The three introduce Katie to John (Louis Cheung), a medium whose body is routinely possessed by the ghosts to enable them to communicate with their still-living friends. With the help of Katie’s management experience, the gang decide to revamp a small hotel with the unique selling point of being … hunted; something that will soon became the newest social media craze.

A mix of genres, in the best of Hong Kong traditions, “Hotel Soul Good” has lots of playful ghosts and comedy moments, a big heart, a pinch of romance and not much horror – at least in the scary kind of way – but instead few bits of deliciously dark humor, like John trying to open his third eye self-inflicting a near death experience.

The focus of the movie is on Katie’s and John’s personal paths to re-assessment of values and priorities.

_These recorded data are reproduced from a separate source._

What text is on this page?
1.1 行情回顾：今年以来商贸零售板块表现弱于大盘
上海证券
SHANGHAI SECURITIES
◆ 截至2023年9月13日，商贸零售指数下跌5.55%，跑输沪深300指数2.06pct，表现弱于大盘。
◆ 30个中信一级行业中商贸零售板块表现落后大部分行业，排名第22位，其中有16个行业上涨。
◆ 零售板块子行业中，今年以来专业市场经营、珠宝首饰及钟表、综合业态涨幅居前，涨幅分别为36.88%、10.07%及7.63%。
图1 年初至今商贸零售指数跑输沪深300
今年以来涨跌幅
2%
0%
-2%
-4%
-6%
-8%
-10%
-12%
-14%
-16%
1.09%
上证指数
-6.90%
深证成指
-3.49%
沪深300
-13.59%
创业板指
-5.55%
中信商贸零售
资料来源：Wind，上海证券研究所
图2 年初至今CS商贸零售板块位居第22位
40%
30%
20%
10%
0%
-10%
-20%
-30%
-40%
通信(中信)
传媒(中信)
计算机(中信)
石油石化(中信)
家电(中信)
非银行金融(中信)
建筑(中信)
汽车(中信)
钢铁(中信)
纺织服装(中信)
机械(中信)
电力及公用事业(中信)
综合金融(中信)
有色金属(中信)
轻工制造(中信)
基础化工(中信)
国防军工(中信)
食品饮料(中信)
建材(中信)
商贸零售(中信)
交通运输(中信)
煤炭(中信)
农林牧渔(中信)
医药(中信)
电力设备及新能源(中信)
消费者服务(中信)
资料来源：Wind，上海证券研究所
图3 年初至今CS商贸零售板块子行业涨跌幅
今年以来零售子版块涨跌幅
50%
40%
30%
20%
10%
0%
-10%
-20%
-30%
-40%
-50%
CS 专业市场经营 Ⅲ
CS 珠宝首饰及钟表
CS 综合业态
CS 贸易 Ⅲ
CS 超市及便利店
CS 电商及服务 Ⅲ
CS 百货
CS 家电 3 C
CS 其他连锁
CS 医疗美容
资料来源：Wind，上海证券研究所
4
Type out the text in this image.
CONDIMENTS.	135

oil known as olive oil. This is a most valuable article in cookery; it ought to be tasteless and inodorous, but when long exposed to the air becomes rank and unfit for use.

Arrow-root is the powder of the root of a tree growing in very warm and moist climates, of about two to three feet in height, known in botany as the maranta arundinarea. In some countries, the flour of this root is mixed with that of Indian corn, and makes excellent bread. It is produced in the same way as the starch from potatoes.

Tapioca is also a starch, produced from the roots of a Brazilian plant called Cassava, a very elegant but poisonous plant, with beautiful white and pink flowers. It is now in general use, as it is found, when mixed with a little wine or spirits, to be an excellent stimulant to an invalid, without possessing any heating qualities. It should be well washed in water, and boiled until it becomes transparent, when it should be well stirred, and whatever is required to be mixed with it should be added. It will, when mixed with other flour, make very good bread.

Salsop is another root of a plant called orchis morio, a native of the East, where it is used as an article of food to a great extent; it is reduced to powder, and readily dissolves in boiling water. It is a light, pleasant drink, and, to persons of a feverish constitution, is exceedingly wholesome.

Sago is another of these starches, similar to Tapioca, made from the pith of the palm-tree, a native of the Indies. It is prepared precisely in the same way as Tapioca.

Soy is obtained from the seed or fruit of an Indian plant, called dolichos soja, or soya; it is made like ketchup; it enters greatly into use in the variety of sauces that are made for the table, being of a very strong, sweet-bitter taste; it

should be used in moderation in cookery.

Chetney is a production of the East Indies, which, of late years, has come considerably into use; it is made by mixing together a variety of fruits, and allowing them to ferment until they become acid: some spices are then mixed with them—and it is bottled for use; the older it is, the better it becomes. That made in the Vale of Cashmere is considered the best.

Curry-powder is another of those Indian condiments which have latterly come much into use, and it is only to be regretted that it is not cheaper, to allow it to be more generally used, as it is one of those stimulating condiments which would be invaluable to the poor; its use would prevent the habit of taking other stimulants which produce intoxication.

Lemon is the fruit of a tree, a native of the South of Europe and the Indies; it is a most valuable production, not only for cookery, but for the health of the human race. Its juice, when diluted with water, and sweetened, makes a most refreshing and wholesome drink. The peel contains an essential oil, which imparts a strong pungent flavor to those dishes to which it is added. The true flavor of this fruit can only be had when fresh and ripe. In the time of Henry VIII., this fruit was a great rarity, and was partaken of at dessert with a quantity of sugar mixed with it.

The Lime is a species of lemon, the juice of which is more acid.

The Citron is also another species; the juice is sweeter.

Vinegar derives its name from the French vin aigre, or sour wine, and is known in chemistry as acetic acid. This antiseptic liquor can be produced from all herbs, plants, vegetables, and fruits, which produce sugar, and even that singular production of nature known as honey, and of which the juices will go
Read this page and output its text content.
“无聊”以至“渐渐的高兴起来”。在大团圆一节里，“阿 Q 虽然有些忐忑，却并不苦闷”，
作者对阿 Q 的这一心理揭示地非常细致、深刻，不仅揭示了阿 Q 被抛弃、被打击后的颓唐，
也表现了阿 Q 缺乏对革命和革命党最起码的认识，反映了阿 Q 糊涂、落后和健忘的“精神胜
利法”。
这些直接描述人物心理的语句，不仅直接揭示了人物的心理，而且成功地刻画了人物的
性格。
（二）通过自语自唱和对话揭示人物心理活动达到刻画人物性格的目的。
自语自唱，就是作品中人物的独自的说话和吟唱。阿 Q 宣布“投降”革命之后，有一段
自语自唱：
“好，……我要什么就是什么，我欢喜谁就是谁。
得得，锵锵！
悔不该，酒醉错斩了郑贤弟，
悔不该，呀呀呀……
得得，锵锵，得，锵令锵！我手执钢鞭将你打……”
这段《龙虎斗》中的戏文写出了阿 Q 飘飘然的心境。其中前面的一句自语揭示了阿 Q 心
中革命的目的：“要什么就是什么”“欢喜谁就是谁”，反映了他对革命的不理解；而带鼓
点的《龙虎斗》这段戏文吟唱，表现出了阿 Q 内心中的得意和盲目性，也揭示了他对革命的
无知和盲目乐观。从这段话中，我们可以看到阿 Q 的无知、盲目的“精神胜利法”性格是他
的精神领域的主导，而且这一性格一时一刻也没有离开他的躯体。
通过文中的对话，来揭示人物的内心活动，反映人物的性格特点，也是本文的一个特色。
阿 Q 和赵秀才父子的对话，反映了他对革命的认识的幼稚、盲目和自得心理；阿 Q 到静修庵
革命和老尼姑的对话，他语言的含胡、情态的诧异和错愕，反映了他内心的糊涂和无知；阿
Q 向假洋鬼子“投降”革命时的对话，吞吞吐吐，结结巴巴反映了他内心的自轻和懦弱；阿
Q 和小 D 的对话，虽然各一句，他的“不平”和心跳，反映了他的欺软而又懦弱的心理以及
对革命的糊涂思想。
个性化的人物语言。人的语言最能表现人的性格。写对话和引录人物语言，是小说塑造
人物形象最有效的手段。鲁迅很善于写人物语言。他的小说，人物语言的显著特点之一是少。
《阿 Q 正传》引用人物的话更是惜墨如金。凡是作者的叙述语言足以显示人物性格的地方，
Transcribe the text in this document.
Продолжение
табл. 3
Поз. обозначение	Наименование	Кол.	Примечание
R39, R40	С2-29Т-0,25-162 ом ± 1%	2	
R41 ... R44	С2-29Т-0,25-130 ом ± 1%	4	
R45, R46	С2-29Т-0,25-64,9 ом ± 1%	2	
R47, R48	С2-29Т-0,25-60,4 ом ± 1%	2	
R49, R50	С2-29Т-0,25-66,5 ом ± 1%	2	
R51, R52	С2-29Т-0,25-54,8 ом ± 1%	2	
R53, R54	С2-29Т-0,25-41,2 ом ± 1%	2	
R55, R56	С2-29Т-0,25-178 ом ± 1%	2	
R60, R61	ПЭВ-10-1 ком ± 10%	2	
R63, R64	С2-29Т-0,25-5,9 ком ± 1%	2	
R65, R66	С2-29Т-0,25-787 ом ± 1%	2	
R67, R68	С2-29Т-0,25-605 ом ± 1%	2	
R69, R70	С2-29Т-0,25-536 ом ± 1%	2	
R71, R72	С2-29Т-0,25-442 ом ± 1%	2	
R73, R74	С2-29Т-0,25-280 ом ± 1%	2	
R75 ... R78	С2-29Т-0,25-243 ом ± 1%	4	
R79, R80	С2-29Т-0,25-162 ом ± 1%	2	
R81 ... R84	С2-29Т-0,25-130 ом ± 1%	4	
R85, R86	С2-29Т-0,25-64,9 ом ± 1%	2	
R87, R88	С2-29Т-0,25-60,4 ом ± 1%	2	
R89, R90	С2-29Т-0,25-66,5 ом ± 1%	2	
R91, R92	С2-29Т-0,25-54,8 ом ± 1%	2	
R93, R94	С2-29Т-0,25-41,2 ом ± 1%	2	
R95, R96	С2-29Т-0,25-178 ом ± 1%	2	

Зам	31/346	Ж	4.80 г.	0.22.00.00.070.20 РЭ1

Some things are worth keeping and treasuring, but they also need to let go on other strings, to be fully ready to move on. They follow this path as distinct individuals, and – thankfully – romance is left in the air, it may or may not happen. Sure thing is they have chemistry.

The early Katie is a product of the modern materialism, but nothing she can buy or achieve with her harsh determination can help her to fill the void left by the death of the loved ones. Memories linger around like ghosts watching over us, and the film urges us to search for our benevolent ghosts, embrace them and live with them.

“Hotel Soul Good” has indeed embraced its own “ghosts”, yearning for the glory days of Hong Kong supernatural movies, and the vintage feeling is properly delivered by the low-tech rendering of the entities; nothing more that lurid costumes and votive paper props. But it’s the presence of lots of familiar faces from the golden age, in the supporting roles, that really hits the nostalgia spot. Richard Ng, of course, but also Vincent Wan Yeung-ming in the role of a charming Uncle, Helena Law Lan as the fortune teller and Susan Shaw Yum Yum in a touching episode mid-film, to mention only some. On the younger side, Chrissie Chau and Louis Cheung are very believable; they make a good team and they are fun to watch.

Heart-warming, funny and affecting, “Hotel Soul Good” is a welcome vintage treat with an evergreen soul.